On the Fund's website an appeal has gone out to locate the missing man. "Since May 2000 Bruno Manser is missing. This human rights activist wanted to visit his friends, the Penan forest nomads in the Sarawak, who are surrounded by logging companies, the army and the police. It seems he never arrived. Search parties have had no luck. Now the Swiss Diplomatic Corps has stepped in. Manser could have been arrested, had an accident or could have been murdered."
Manser had many friends in Sarawak and among environmentalists around the world, but he also had enemies.
The Bruno Manser Fund website says, "For the endangered Penan and later worldwide Bruno Manser became a symbol for the protest against the unscrupulous destruction of Sarawak's rain forests. He also started becoming an antagonistic nuisance in the eyes of Sarawak's Chief Minister Taib Mahmud.
"On 15th February 2000, just before he left, Bruno Manser told Online Reports, "Through his logging licence policies Taib Mahmud is personally responsible for nearly the whole area of the rain forests of the Sarawak becoming one big field of destruction in the matter of one generation."
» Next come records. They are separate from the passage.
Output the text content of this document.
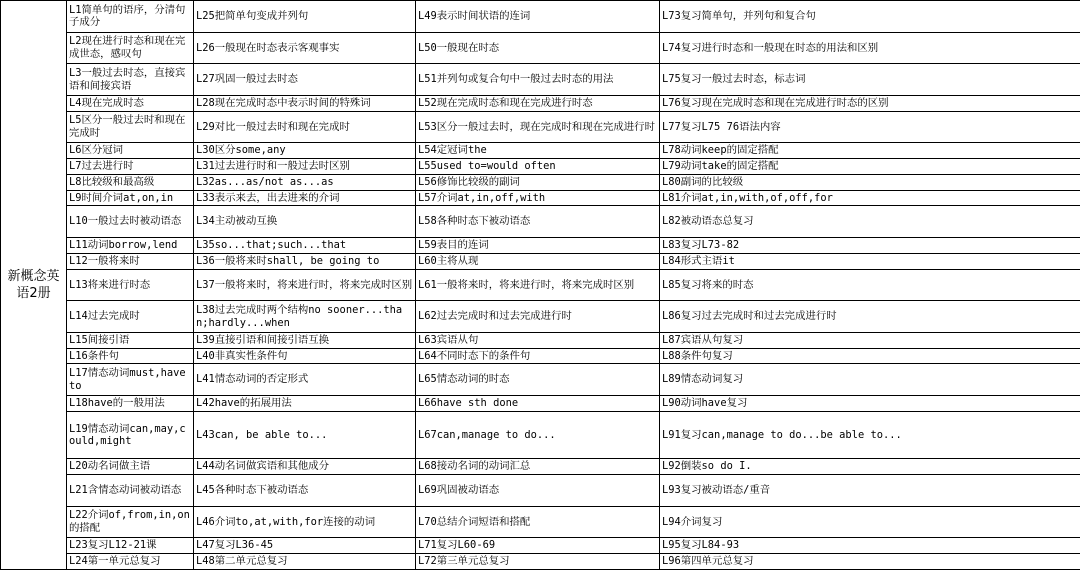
新概念英语2册	L1简单句的语序，分清句子成分	L25把简单句变成并列句	L49表示时间状语的连词	L73复习简单句，并列句和复合句
	L2现在进行时态和现在完成世态，感叹句	L26一般现在时态表示客观事实	L50一般现在时态	L74复习进行时态和一般现在时态的用法和区别
	L3一般过去时态，直接宾语和间接宾语	L27巩固一般过去时态	L51并列句或复合句中一般过去时态的用法	L75复习一般过去时态，标志词
	L4现在完成时态	L28现在完成时态中表示时间的特殊词	L52现在完成时态和现在完成进行时态	L76复习现在完成时态和现在完成进行时态的区别
	L5区分一般过去时和现在完成时	L29对比一般过去时和现在完成时	L53区分一般过去时，现在完成时和现在完成进行时	L77复习L75 76语法内容
	L6区分冠词	L30区分some,any	L54定冠词the	L78动词keep的固定搭配
	L7过去进行时	L31过去进行时和一般过去时区别	L55used to=would often	L79动词take的固定搭配
	L8比较级和最高级	L32as...as/not as...as	L56修饰比较级的副词	L80副词的比较级
	L9时间介词at,on,in	L33表示来去，出去进来的介词	L57介词at,in,off,with	L81介词at,in,with,of,off,for
	L10一般过去时被动语态	L34主动被动互换	L58各种时态下被动语态	L82被动语态总复习
	L11动词borrow,lend	L35so...that;such...that	L59表目的连词	L83复习L73-82
	L12一般将来时	L36一般将来时shall, be going to	L60主将从现	L84形式主语it
	L13将来进行时态	L37一般将来时，将来进行时，将来完成时区别	L61一般将来时，将来进行时，将来完成时区别	L85复习将来的时态
	L14过去完成时	L38过去完成时两个结构no sooner...than;hardly...when	L62过去完成时和过去完成进行时	L86复习过去完成时和过去完成进行时
	L15间接引语	L39直接引语和间接引语互换	L63宾语从句	L87宾语从句复习
	L16条件句	L40非真实性条件句	L64不同时态下的条件句	L88条件句复习
	L17情态动词must,have to	L41情态动词的否定形式	L65情态动词的时态	L89情态动词复习
	L18have的一般用法	L42have的拓展用法	L66have sth done	L90动词have复习
	L19情态动词can,may,could,might	L43can, be able to...	L67can,manage to do...	L91复习can,manage to do...be able to...
	L20动名词做主语	L44动名词做宾语和其他成分	L68接动名词的动词汇总	L92倒装so do I.
	L21含情态动词被动语态	L45各种时态下被动语态	L69巩固被动语态	L93复习被动语态/重音
	L22介词of,from,in,on的搭配	L46介词to,at,with,for连接的动词	L70总结介词短语和搭配	L94介词复习
	L23复习L12-21课	L47复习L36-45	L71复习L60-69	L95复习L84-93
	L24第一单元总复习	L48第二单元总复习	L72第三单元总复习	L96第四单元总复习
[Manser] Manser in the Borneo rainforest
Manser lived with the nomadic Penans for six years before being arrested in 1987 for encouraging them to protest against logging of their traditional territory. He escaped from police custody and went to North America where he toured, speaking on behalf of the Penan.
In March last year he returned to Malaysia, where he embellished his standing as an enemy of the government's forestry concession preferments, to perform a paragliding stunt over Kuching, the state capital. He was deported after landing near the home of the state's chief minister.
The Bruno-Manser-Fonds was founded in Basel. In 1993 Manser did a 60 day hunger strike in front of the Bundeshaus in Bern to raise consciousness in the Federal Council and among Swiss consumers for the necessity of a compulsory declaration of all woods and an import embargo of tropical woods. This strike was supported by 37 organisations and political parties, the parliament of the town of Basel and many well known persons. Switzerland still has no compulsory declaration.
On the Manser Fund website Bruno is quoted. In May 1998 he said, "As long as logging goes on in Sarawak and as long as the bulldozers continue their destruction our activities will not have achieved anything. I am tired but I can't stop until all the Malaysian promises have been kept, namely the right of self-determination for the Penan and the protection of their environment in a biosphere reservation promised in 1987."